Three warming onion recipes

Basic but fundamental, this humble vegetable is at the heart of these comforting meals

Champ is a popular Irish recipe that features spring onions
Champ is a popular Irish recipe that features spring onions  Credit: Liz & Max Haarala Hamilton

Onions are a constant. They’re also humble – we rarely cook them just for themselves. Dishes are built on them. In Europe, many French recipes start with a mirepoix – diced onions, celery and carrots; Spanish ones with a sofrito of onion, garlic and tomatoes cooked in olive oil. In Cajun cooking, you start with the ‘holy trinity’ of onions, celery and green peppers. Onions eventually become a background in which you can barely discern their presence, but you’ll know if you leave them out. You feel their absence. There is no centre to your soups, your stock tastes feeble. Onions are modest but they’re also at the core of so many dishes.

I was in Shetland – where the growing of vegetables is taken seriously because it’s difficult – a couple of years ago and visited a crofter (she’s 84 and gets around on a quad bike), well known for her self-sufficiency. In her garden there were green cabbages tinged with mauve, five different varieties of potato, cauliflower, broccoli and kale, but no onions. ‘I just don’t like them,’ she said briskly. ‘I know when onions have gone into a dish as they’re so strong.’ She could be what’s known as a ‘super taster’: flavours are more intense to her. I would no sooner stop using onions than I would stop eating bread and butter.
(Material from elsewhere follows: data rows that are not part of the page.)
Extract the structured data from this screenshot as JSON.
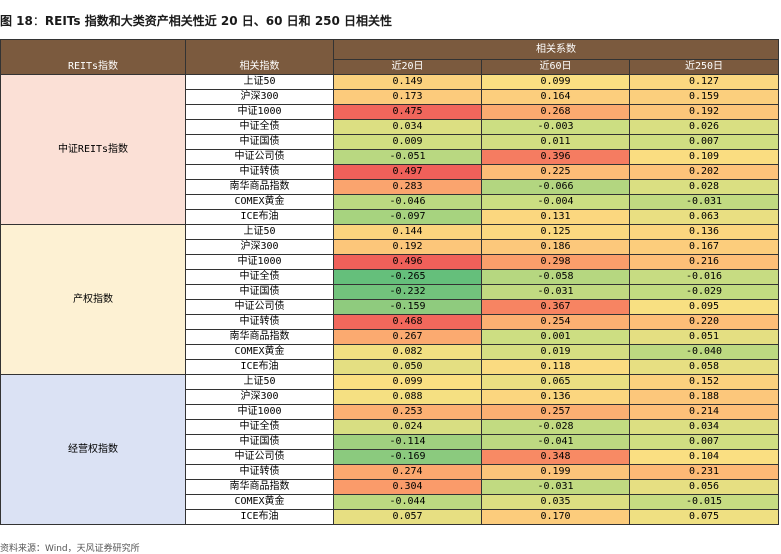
{
  "title": {
    "fig": "图 18",
    "sep": "：",
    "text": "REITs 指数和大类资产相关性近 20 日、60 日和 250 日相关性"
  },
  "headers": {
    "reits": "REITs指数",
    "related": "相关指数",
    "coef": "相关系数",
    "d20": "近20日",
    "d60": "近60日",
    "d250": "近250日"
  },
  "groups": [
    {
      "name": "中证REITs指数",
      "bg": "#fbe0d6",
      "rows": [
        {
          "index": "上证50",
          "v20": "0.149",
          "v60": "0.099",
          "v250": "0.127"
        },
        {
          "index": "沪深300",
          "v20": "0.173",
          "v60": "0.164",
          "v250": "0.159"
        },
        {
          "index": "中证1000",
          "v20": "0.475",
          "v60": "0.268",
          "v250": "0.192"
        },
        {
          "index": "中证全债",
          "v20": "0.034",
          "v60": "-0.003",
          "v250": "0.026"
        },
        {
          "index": "中证国债",
          "v20": "0.009",
          "v60": "0.011",
          "v250": "0.007"
        },
        {
          "index": "中证公司债",
          "v20": "-0.051",
          "v60": "0.396",
          "v250": "0.109"
        },
        {
          "index": "中证转债",
          "v20": "0.497",
          "v60": "0.225",
          "v250": "0.202"
        },
        {
          "index": "南华商品指数",
          "v20": "0.283",
          "v60": "-0.066",
          "v250": "0.028"
        },
        {
          "index": "COMEX黄金",
          "v20": "-0.046",
          "v60": "-0.004",
          "v250": "-0.031"
        },
        {
          "index": "ICE布油",
          "v20": "-0.097",
          "v60": "0.131",
          "v250": "0.063"
        }
      ]
    },
    {
      "name": "产权指数",
      "bg": "#fdf1d3",
      "rows": [
        {
          "index": "上证50",
          "v20": "0.144",
          "v60": "0.125",
          "v250": "0.136"
        },
        {
          "index": "沪深300",
          "v20": "0.192",
          "v60": "0.186",
          "v250": "0.167"
        },
        {
          "index": "中证1000",
          "v20": "0.496",
          "v60": "0.298",
          "v250": "0.216"
        },
        {
          "index": "中证全债",
          "v20": "-0.265",
          "v60": "-0.058",
          "v250": "-0.016"
        },
        {
          "index": "中证国债",
          "v20": "-0.232",
          "v60": "-0.031",
          "v250": "-0.029"
        },
        {
          "index": "中证公司债",
          "v20": "-0.159",
          "v60": "0.367",
          "v250": "0.095"
        },
        {
          "index": "中证转债",
          "v20": "0.468",
          "v60": "0.254",
          "v250": "0.220"
        },
        {
          "index": "南华商品指数",
          "v20": "0.267",
          "v60": "0.001",
          "v250": "0.051"
        },
        {
          "index": "COMEX黄金",
          "v20": "0.082",
          "v60": "0.019",
          "v250": "-0.040"
        },
        {
          "index": "ICE布油",
          "v20": "0.050",
          "v60": "0.118",
          "v250": "0.058"
        }
      ]
    },
    {
      "name": "经营权指数",
      "bg": "#dbe2f4",
      "rows": [
        {
          "index": "上证50",
          "v20": "0.099",
          "v60": "0.065",
          "v250": "0.152"
        },
        {
          "index": "沪深300",
          "v20": "0.088",
          "v60": "0.136",
          "v250": "0.188"
        },
        {
          "index": "中证1000",
          "v20": "0.253",
          "v60": "0.257",
          "v250": "0.214"
        },
        {
          "index": "中证全债",
          "v20": "0.024",
          "v60": "-0.028",
          "v250": "0.034"
        },
        {
          "index": "中证国债",
          "v20": "-0.114",
          "v60": "-0.041",
          "v250": "0.007"
        },
        {
          "index": "中证公司债",
          "v20": "-0.169",
          "v60": "0.348",
          "v250": "0.104"
        },
        {
          "index": "中证转债",
          "v20": "0.274",
          "v60": "0.199",
          "v250": "0.231"
        },
        {
          "index": "南华商品指数",
          "v20": "0.304",
          "v60": "-0.031",
          "v250": "0.056"
        },
        {
          "index": "COMEX黄金",
          "v20": "-0.044",
          "v60": "0.035",
          "v250": "-0.015"
        },
        {
          "index": "ICE布油",
          "v20": "0.057",
          "v60": "0.170",
          "v250": "0.075"
        }
      ]
    }
  ],
  "source": "资料来源：Wind，天风证券研究所"
}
In his book Odes to Common Things, the Chilean poet Pablo Neruda wrote, ‘I have praised everything that exists, but to me, onion, you are more beautiful than a bird… the fragrance of the earth lives in your crystalline nature.’ This could be as much to do with how you feel when you’re cooking onions as what they bring to a dish.

Have you done that thing, stood in your kitchen chopping an onion while the pressures of the day recede? The peace sneaks up on you. ‘Chop an onion’ is often how a dish begins. Every cook experiences the quiet anticipation of a new dish starting to form when they chop an onion, and a sense of continuity too. After difficult periods – getting divorced, having a sick child and anxious stays in hospital – I have found my way back to myself by chopping an onion. I feel I have done it every day of my life – this ordinary activity is at my centre.

Onions are not straightforward to cook. You must pay attention. I was making the German dish below a few days ago and cooked my onions so slowly they collapsed. They were too soft and too pale. They’d lost their structure. It helps to keep a visual picture of what you’re trying to achieve – chopped onions that become soft but not coloured, caramelised onions that are dark and sweet, fried onions as brown as tobacco.

I first noticed how onions behave in the Wimpy in my hometown. They were fried on a flat griddle and moved around with something that resembled a wallpaper scraper. This produced a mixture of frizzled golden-brown onions, a few small raw bits and tiny pieces that were scorched, but not so badly you wanted to spit them out. They were what you get if you don’t have time to pay attention. They seemed perfect for a burger.

The kind of onions you end up with depends on the heat under your pan, the fat you use, whether you’ve added salt or not (salt draws water out) and whether the pan is covered. Onions don’t have to be cooked, of course. Slices so fine they add just a whisper of their flavour are perfect on smoked salmon, and I can eat slice after slice of black bread with raw onions, a combination that is earthy, sweet and sharp. Onions are basic but fundamental. I love them for all the ways they can be.